Following on what @Bauer said, a pretty solid guideline is our Daily Dose deadlift program - one set of 5 reps each day, almost every day. This allows you to deadlift and still have other foci in your program. If you're primarily strength training, then PTTP is a good model, with 10 deadlifts each day, almost every day.

-S-
 
Less frequency = more recovery so you can afford to workout with heavier weights across more sets. If strength is my goal and I'm only working out twice weekly I push the weight up to around 85% and focus on triples - three to five sets is a great workout
 
got a new little one on the way.
To be honest mate just concentrate on consistently working out more days a week than not. Don’t worry about a lot of progress & you’ll maintain what you’ve got easily enough, which is important, with a few little gains here & there.

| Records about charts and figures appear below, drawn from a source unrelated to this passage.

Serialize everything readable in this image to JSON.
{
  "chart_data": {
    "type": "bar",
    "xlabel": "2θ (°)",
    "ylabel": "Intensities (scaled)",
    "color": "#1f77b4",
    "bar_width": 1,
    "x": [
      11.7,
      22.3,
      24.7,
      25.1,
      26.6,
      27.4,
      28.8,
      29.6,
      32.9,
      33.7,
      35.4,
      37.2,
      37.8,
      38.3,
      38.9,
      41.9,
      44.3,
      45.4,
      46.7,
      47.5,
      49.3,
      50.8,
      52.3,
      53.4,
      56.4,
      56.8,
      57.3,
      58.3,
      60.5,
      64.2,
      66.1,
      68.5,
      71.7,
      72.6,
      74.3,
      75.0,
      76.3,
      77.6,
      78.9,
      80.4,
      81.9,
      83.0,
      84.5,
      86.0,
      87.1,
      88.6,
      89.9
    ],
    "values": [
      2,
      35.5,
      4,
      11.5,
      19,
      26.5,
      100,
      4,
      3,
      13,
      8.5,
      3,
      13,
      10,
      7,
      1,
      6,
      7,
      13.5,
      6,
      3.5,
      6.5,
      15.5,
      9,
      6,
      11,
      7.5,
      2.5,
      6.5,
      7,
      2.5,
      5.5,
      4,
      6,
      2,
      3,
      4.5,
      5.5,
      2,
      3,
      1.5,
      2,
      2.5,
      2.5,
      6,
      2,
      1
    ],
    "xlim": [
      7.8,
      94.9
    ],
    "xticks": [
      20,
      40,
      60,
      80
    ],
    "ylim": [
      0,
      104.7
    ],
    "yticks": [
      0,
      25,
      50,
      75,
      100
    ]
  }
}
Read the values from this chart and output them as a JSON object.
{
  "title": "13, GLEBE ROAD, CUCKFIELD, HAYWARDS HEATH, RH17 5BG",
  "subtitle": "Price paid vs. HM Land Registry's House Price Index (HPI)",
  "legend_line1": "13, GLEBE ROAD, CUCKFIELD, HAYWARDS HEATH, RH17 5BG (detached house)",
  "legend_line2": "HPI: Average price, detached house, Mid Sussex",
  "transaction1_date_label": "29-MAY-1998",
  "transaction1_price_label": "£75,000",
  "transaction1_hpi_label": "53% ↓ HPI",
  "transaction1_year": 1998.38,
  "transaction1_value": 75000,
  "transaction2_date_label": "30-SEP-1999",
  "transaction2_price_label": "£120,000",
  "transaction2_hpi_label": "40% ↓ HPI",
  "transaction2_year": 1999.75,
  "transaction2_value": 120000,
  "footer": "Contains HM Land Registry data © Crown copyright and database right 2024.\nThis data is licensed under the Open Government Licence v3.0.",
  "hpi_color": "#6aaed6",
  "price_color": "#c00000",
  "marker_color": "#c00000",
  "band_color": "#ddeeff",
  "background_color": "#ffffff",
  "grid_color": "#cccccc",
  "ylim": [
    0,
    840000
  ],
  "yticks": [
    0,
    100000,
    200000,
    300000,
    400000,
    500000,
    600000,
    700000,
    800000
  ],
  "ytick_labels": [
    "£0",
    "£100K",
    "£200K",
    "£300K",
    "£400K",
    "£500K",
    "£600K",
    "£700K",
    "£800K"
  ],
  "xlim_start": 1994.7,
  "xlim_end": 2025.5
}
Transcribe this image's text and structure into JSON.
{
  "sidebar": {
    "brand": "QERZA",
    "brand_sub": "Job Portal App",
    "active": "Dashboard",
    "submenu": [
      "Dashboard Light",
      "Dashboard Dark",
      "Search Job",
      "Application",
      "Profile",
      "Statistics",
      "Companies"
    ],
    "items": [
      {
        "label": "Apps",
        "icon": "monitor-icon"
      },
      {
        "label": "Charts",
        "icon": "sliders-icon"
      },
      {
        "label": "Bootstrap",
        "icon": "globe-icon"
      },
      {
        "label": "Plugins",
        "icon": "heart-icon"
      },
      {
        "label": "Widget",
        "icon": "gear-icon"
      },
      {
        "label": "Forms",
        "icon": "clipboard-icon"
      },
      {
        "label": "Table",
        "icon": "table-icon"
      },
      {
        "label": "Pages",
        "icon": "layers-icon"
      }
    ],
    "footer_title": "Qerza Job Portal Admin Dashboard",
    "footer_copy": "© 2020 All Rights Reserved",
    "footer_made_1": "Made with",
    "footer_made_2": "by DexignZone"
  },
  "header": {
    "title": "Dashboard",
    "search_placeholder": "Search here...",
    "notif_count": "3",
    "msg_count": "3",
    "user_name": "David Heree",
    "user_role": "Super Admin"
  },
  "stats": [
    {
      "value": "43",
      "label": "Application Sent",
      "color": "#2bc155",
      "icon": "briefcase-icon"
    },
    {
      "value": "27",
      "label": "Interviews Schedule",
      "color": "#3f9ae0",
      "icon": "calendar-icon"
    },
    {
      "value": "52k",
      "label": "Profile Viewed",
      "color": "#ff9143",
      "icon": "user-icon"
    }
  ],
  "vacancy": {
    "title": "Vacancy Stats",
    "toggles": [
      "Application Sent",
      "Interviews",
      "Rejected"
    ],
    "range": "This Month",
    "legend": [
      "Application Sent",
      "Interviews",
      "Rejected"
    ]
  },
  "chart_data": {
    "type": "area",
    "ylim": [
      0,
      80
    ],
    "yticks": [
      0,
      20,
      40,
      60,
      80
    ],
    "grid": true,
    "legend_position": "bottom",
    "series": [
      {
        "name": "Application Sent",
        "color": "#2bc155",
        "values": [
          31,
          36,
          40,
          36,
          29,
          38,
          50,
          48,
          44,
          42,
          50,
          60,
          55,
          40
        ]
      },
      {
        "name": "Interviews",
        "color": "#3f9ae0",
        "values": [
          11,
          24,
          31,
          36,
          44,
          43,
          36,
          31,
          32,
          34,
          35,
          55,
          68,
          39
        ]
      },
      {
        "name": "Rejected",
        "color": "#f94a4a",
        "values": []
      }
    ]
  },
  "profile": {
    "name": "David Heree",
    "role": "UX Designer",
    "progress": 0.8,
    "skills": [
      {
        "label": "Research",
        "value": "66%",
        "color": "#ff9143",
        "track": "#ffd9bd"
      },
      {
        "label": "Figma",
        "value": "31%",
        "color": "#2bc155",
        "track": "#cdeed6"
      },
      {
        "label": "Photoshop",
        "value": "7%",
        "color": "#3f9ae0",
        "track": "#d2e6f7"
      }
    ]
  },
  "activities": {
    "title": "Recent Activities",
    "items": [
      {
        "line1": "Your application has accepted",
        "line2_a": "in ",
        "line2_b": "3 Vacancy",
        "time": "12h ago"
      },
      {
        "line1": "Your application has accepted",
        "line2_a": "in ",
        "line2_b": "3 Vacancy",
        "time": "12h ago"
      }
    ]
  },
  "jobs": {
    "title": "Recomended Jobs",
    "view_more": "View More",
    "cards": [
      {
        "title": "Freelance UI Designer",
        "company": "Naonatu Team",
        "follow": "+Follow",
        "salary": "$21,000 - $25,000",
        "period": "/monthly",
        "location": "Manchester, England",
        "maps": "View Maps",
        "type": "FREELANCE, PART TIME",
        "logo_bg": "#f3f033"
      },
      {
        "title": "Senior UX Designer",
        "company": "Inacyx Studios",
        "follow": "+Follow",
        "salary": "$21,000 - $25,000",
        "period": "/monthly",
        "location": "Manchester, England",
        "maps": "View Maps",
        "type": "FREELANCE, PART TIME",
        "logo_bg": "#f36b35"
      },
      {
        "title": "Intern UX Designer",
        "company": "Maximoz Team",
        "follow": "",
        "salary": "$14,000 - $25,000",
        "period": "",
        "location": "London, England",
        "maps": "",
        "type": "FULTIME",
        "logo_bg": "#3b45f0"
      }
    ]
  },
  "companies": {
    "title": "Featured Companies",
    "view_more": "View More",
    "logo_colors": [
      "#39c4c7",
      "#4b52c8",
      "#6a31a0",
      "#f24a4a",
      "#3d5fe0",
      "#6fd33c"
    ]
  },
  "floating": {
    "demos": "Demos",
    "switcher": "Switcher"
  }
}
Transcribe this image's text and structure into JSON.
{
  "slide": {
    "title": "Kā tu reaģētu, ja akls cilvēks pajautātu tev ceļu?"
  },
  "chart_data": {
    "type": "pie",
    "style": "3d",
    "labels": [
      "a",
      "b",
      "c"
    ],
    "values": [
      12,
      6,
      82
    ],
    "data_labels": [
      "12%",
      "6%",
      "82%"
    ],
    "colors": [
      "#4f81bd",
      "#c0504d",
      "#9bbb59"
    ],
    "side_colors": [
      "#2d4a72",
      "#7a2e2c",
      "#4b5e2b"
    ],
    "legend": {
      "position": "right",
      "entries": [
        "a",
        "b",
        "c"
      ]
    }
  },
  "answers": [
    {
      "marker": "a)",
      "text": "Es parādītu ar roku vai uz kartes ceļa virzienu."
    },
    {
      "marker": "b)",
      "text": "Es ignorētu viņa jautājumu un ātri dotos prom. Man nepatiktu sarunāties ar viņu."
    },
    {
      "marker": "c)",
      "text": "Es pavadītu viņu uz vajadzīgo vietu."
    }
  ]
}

It’s not forever, there will be a time when things even out a bit & you’ll have more time to put into training.
 
The PTTP program works and although I’m a fan, there is absolutely nothing wrong with doing Deadlifts “only” 2 or 3 times a week. And who knows - the additional recovery time might yield impressive benefits.
 
Thanks for the input everybody. Im going to just enjoy my practice and take it easy with a somewhat less programmed approach for awhile. I’ll try to do more when possible & be ok with doing less when that’s where life takes me.
 
Depends on how heavy you're trying to go, but I maintain a 370lbs deadlift (not much, but it keeps me in good shape) only doing them 2-3 times a day, 2-3 days a week. The recovery time does mean something. However, this is not my main program, and someone my size could certainly get much heavier with the move. But, for just health's sake, I find doing just a few deadlifts like this works wonders.